Ours is a distracting business for the unplanned. One star performer called her activities organized bedlam which could easily degenerate into incoherent lunacy, if permitted.

No one advocates a “monk-like” existence at the office but there are some telltale signs to tip you off to those time-wasters that can negatively impact on consultant production.? Things to look for (in your consultants or yourself):

Long, time-consuming interviews with non-recruited applicants (candidates are different).

We don’t recommend rudeness, but many consultants love to conduct in-depth interviews with people they have no chance of placing just because they can delude themselves into thinking that they’re busy and it keeps them from those less attractive tasks that produce revenue. A good recruiter can normally assess the usefulness of an interview within the first five minutes. Ask yourself if further time could be better spent in contacting potential clients or recruiting against existing priority openings.

Any interviews with unscheduled applicants.

Once your firm’s name hits the Yellow Pages or any other list of recruiting firms you’ll have people walking through your door, emailing you or calling you on the phone, expecting to be serviced. Unless you are a traditional employment (placement) agency, the majority of these walk-ins will waste valuable time.

You can’t walk into your doctor – lawyer – accountant’s office without a pre-set appointment and people shouldn’t expect you to stop what you’re doing either. Have your receptionist/secretary/administrative assistant take their resume or give them an application to complete and return. You may want to interview them at some point in time, but you set the time . . . not them.

You may also request that the phone company not show your street address with your listing which forces people to call first for appointments.

Any phone call lasting more than five minutes.

Unless they’re getting an assignment, recruiting a candidate or closing a deal with an employer or candidate, there is rarely an excuse for longwindedness.

Inordinate lingering in the files or on the computer . . . either candidate or job order files.

With rare exceptions, this is an activity to be conducted during non-productive hours. If your files are computerized, the linger time may be shortened but don’t loiter if your time could be better utilized in more productive pursuits. CheckNet has determined that nearly 25% of online time is non-work related.

Talking with other consultants.

Non-work-related chit-chat may have its place in life, but not during productive hours. Most intra-office conversation is not work related.
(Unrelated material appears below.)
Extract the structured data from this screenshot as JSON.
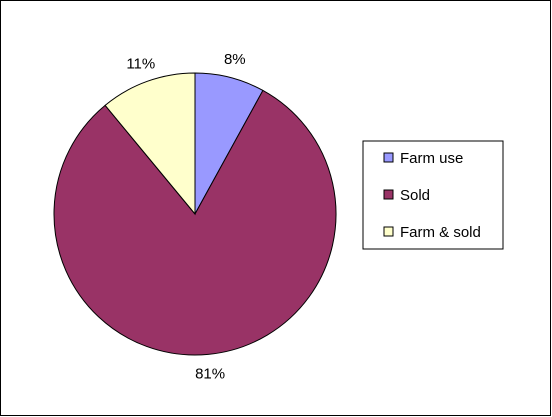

Talking with you, the owner or manager.

See above. If you must speak with a consultant, do it early, late or during the lunch hour. Although there may be exceptions, they are rare.

Writing (or re-writing) resumes or letters.

This is spare-time duty unless you have an administrative person to do it. If you have a standard format for resume reconstruction, give the template to the candidate and let them re-write it.

Copying anything.

Ah, the wonders of xerography. Why make one copy when two are so easy. Copying anything is not consultant work.


It’s not hard to tell when someone is mentally somewhere else. A nudge or a question can quickly get them back to reality.

We’ve all known consultants who arrive early, stay late, work weekends and still wallow in mediocrity because just “putting in time” on the job doesn’t cut it. We’re paid only so long as we produce. Whether contingency or retained, clients utilize us to solve problems by filling jobs. Any peripheral activity which diminishes that ability should be abolished.

It’s management’s fault when consultants spin their wheels. We’re not talking sweatshop, but people in our business are paid when they make placements. Even on the retained side, if jobs aren’t filled, clients evaporate. This is a stressful, pressure-filled business and as one hard-nosed manager told us, “Without constant pressure, a diamond is nothing more than a lump of coal.” Set your sights high and don’t vacillate. They can find an infinite number of things, people or conditions to “blame” – but your job, as the manager, is to find the parade and point out the front of it to them.